Гриша с усилием повернулся спиной к могиле и пошел. Пошел, не оглядываясь, смиряя ускорявшиеся сами собой шаги. Они ускорялись, потому что тропинка вниз с холма бежала, круто так спускалась, прямая почти. И к озеру, и вдоль него, и кусты вокруг. Только вдруг, когда выскочил, спеша, на полянку малую к самому берегу, остановился вкопанный. Быстро лебедь белый от берега прянул и пошел, пошел, мотором лап воду за собой кружа. С плеском хорошим таким, живым, как от большой лодки. Шумно пошел. Мощно, только вода бурунами вслед да две волны расходящиеся стрелой, на вершине которой он. На Белом море видел Гриша лебедей, а здесь никогда. Поэтому и замер, глазам не веря. А тот будто его дождался, а теперь дело сделал и на север стал спешить. Быстрее всё, быстрее плыл, а потом крыльями стал помогать, прихлопывать. И взял уже в полную силу, а в воде еще. Потом напрягся привычно и побежал по поверхности. Бежит, крыльями машет. А плеску, а брызг, а пыли водяной радостной от него! И вдруг видит Гриша, как на брызгах этих, на облаке, что сама себе птица сделала, – радуга заиграла. Небольшая такая, словно арочка торжественная. Вот в неё лебедь белая и взлетела. И сквозь нее, и выше, выше, на север.

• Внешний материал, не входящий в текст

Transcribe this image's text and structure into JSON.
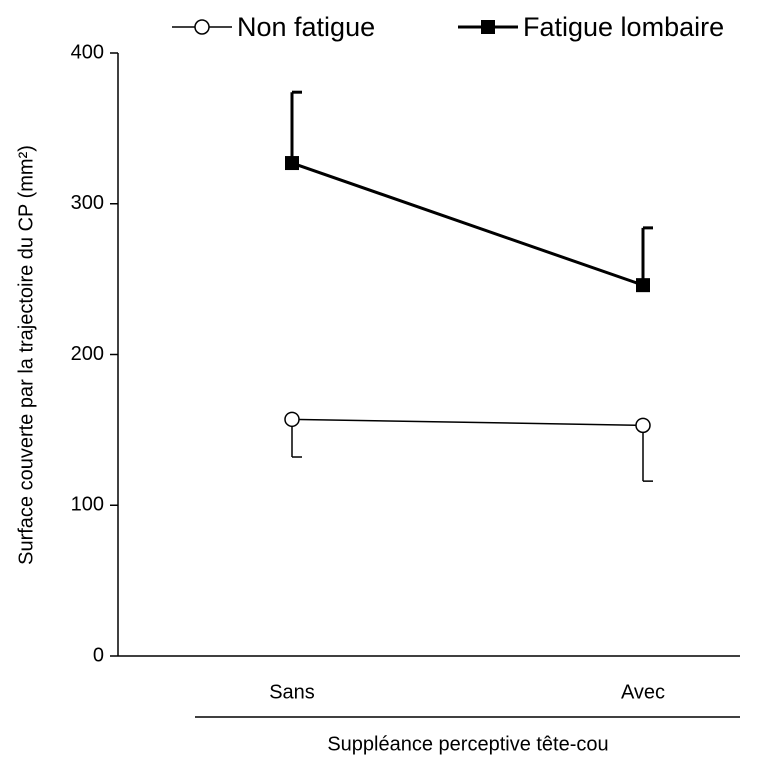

– Лети, залётка, лети! – само собой вырвалось из груди.
* * *Много имен у медведя. У русских – топтыгин, Михаил, косолапый, хозяин, бурый. У карел – карху да конти. У финнов – тапио, лесной дух. И всё для того, чтобы не назвать его случайно настоящим именем. А имя это – Зверь…

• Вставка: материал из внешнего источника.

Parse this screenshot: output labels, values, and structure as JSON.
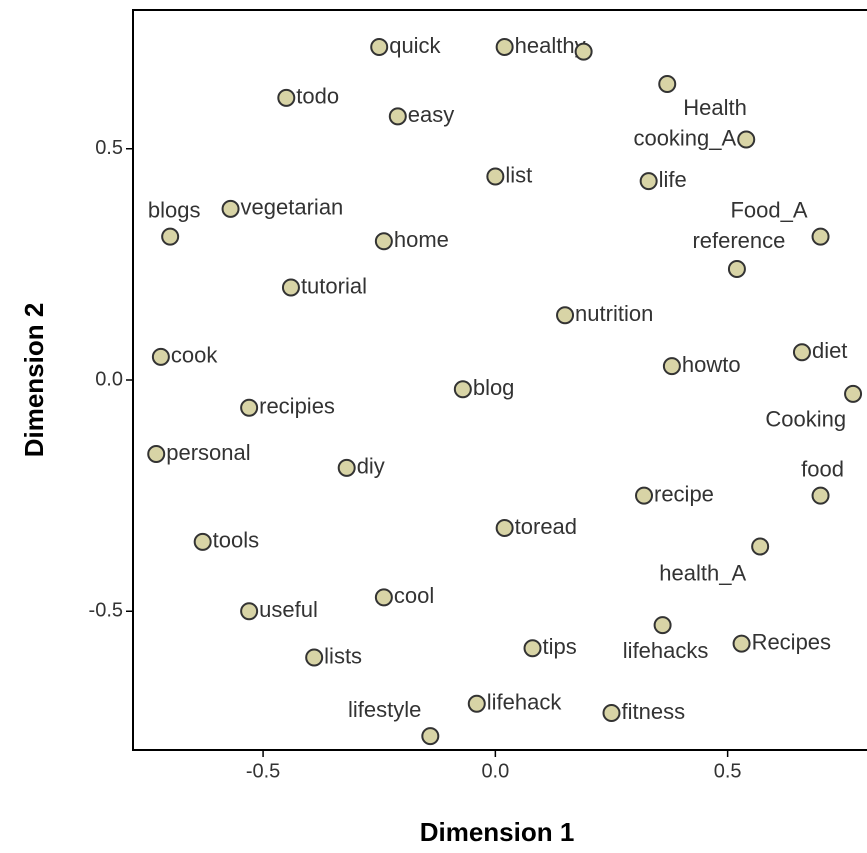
{
  "chart_data": {
    "type": "scatter",
    "xlabel": "Dimension 1",
    "ylabel": "Dimension 2",
    "labels": [
      "quick",
      "healthy",
      null,
      "Health",
      "todo",
      "easy",
      "cooking_A",
      "list",
      "life",
      "vegetarian",
      "blogs",
      "home",
      "Food_A",
      "reference",
      "tutorial",
      "nutrition",
      "cook",
      "diet",
      "howto",
      "blog",
      "Cooking",
      "recipies",
      "personal",
      "diy",
      "food",
      "recipe",
      "toread",
      "tools",
      "health_A",
      "cool",
      "useful",
      "lifehacks",
      "Recipes",
      "tips",
      "lists",
      "lifehack",
      "fitness",
      "lifestyle"
    ],
    "x": [
      -0.25,
      0.02,
      0.19,
      0.37,
      -0.45,
      -0.21,
      0.54,
      0.0,
      0.33,
      -0.57,
      -0.7,
      -0.24,
      0.7,
      0.52,
      -0.44,
      0.15,
      -0.72,
      0.66,
      0.38,
      -0.07,
      0.77,
      -0.53,
      -0.73,
      -0.32,
      0.7,
      0.32,
      0.02,
      -0.63,
      0.57,
      -0.24,
      -0.53,
      0.36,
      0.53,
      0.08,
      -0.39,
      -0.04,
      0.25,
      -0.14
    ],
    "y": [
      0.72,
      0.72,
      0.71,
      0.64,
      0.61,
      0.57,
      0.52,
      0.44,
      0.43,
      0.37,
      0.31,
      0.3,
      0.31,
      0.24,
      0.2,
      0.14,
      0.05,
      0.06,
      0.03,
      -0.02,
      -0.03,
      -0.06,
      -0.16,
      -0.19,
      -0.25,
      -0.25,
      -0.32,
      -0.35,
      -0.36,
      -0.47,
      -0.5,
      -0.53,
      -0.57,
      -0.58,
      -0.6,
      -0.7,
      -0.72,
      -0.77
    ],
    "color": "#d8d4a6",
    "xlim": [
      -0.78,
      0.8
    ],
    "ylim": [
      -0.8,
      0.8
    ],
    "xticks": [
      -0.5,
      {
        "value": 0,
        "label": "0.0"
      },
      0.5
    ],
    "yticks": [
      -0.5,
      {
        "value": 0,
        "label": "0.0"
      },
      0.5
    ]
  }
}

Когти у него с ладонь человеческую. Зубы – ножи. Лапы – в обхват. Бегает он по лесу быстрее лошади. Одним ударом ломает хребет лосю. Человек для него – слабая тростинка. Только без шкуры когда, освежеванный, очень уж тело его на людское похоже, даже страшно. Руки, ноги, живот. А упокойник для него, повесившийся там или по другой причине, вообще сладость. Бесплатная законная добыча.
Ходит медведь без шума, без треска. На дерево залезет – влет. Охотника подловит, подстережет так, что никакое ружье не поможет.
А вот только рассказывают старые люди, что когда жил Варлаам Керетский в лесной своей келье, то пришел к нему Зверь в медвежьем обличье. И рычал, и землю рыл, и головой мотал в ярости. А Варлаамий перекрестил его да ладонь свою на лоб ему положил. И утих Зверь, успокоился. И ушел неслышно.
XVII век, с. Кереть
Север – край света. Край такой, где единственно возможны свободные мечты, где единственно неподвластен человек воле чужой. Будь то на море, в лесах, в тундре или диких камнях – жизнь его, смерть его лишь от Бога да самого человека зависит, и нет никого между ними, лишь Бога внутри себя слушает человек, и нет удержания его свободному, правильному пути. Край между светом и тьмой, и пусты здесь любые словеса, любые козни – ты прозрачен, и прозрачны другие перед тобой. И легко от этого, что, как не счастье, – жить не во лжи, в ясности, в холодной и острой правде. Что, как не счастье, – знать, что ты свободен, что ты хозяин себе и своей судьбе, что сам себе кормщик и поветерь. Море – отец твой, земля – мать, и нет тебе удержу в свободе и любопытстве твоем.